Gov. David Ige is scheduled to send his executive budget to the Legislature on Monday and unless the University of Hawaii alum is overflowing with Christmas spirit, it could portend a bleak year for the school’s struggling athletic department.
With the latest in a string of annual deficits projected at $3.5 million, athletics has long shown that it has fallen and is unable to get up.
Nor is it finding many outstretched hands willing to help.
UH president David Lassner and Manoa chancellor Robert Bley-Vroman have said they have no funds from the academic mission to spare for propping up an indulgent athletic program and it is up to the Legislature and community to come to the rescue.
Legislators, for their part, have so far said that with autonomy it is UH’s call on how to parcel out the $405.5 million it gets in state general funds. Meanwhile, the community is buying fewer tickets and writing smaller checks.
Whether you agree with departing athletic director Ben Jay’s stewardship of the 21-sport, $32 million program these last two years — and more belt tightening and fiscal discipline could have been accomplished — he is right about at least one thing when he says, "Everybody is waiting for somebody else to take care of the problem."
Meanwhile, UH’s teams are becoming less competitive across the board and public confidence has plummeted.

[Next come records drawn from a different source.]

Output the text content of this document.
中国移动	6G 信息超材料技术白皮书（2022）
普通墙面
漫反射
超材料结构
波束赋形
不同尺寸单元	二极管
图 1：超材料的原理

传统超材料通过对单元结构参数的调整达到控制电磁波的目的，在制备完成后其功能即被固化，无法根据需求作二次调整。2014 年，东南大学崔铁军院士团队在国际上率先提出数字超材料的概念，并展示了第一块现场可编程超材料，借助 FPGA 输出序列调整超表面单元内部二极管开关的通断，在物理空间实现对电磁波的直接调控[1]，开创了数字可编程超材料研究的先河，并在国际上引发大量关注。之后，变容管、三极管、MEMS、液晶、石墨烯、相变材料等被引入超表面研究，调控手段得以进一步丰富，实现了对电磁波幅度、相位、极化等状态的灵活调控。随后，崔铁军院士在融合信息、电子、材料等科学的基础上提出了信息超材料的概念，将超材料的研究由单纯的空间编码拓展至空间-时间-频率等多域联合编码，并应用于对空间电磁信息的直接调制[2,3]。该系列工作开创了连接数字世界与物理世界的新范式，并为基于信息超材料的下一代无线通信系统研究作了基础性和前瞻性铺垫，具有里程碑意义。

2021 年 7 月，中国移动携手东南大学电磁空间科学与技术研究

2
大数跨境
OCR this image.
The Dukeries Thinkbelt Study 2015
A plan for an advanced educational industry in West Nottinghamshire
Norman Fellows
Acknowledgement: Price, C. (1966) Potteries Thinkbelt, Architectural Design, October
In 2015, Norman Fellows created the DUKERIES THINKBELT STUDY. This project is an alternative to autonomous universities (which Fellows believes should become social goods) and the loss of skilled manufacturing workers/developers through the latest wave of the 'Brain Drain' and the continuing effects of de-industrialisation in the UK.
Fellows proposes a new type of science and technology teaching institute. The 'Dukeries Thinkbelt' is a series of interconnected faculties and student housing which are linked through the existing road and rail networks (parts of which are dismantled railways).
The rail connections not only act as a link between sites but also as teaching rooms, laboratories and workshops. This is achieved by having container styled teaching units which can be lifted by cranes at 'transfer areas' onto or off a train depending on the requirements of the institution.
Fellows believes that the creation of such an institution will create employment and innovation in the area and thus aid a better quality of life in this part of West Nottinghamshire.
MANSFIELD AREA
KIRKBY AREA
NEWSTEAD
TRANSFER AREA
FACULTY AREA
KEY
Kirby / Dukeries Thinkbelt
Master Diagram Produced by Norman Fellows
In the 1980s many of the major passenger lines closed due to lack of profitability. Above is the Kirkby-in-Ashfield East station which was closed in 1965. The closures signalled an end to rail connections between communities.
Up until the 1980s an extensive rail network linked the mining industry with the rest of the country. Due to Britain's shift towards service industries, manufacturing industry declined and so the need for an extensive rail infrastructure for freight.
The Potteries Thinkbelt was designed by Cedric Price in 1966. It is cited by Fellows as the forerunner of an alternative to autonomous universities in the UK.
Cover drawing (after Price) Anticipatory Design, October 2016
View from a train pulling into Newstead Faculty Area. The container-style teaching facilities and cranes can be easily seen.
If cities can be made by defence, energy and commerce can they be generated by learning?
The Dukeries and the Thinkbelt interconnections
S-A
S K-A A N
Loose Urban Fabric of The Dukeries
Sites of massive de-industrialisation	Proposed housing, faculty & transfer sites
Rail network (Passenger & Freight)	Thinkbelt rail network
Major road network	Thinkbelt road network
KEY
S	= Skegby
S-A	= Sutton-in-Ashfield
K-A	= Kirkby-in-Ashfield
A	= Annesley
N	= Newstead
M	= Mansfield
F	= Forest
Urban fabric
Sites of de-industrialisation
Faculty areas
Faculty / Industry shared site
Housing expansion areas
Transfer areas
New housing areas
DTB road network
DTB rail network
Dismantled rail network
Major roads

In better times, politicians bumped into each other, waving campaign signs at Aloha Stadium that touted their pride in UH and what it meant for the state. And school administrators proclaimed athletics the "front porch" of the university.
What UH desperately needs now is a gathering of these disparate groups and stakeholders on that front porch. Not to point fingers or pass the buck, but to huddle and plot realistic solutions.
The UH model is outdated and badly broken and whoever UH hires as its next athletic director —whenever that might be — is going to need some help in creating a viable new one.
Fact is athletics receives less than 1 percent of the general funds bestowed upon the university. Much of that for lower campus janitorial services, landscaping and some administration.
In the leagues UH competes in, its outside support is either at the very bottom or within shouting distance of it. This while it faces higher costs due to its geography.
Athletics receives none of the proceeds from parking for athletic events on its own campus. Nor does it share in the millions in advertising signage or concessions revenue from its games at Aloha Stadium, where it is the marquee tenant. Though it is charged for stadium clean-up.
Some years it gets not a cent from the Hawaii Tourism Authority despite the TV exposure and fans from the continent its events draw.
All of this, of course, while the Pro Bowl writes its own check.
That is less the fault of Aloha Stadium than the state, which gives the facility’s management and Stadium Authority its marching orders and oversees its operation.
But an accounting of the benefits UH athletics provides to the school and state needs to somehow be monetized. Be it in the form of a credit chit to be applied at fiscal year-end audit or some hard cash up front.
Continuing to wait for Santa Claus or Larry Ellison isn’t the answer.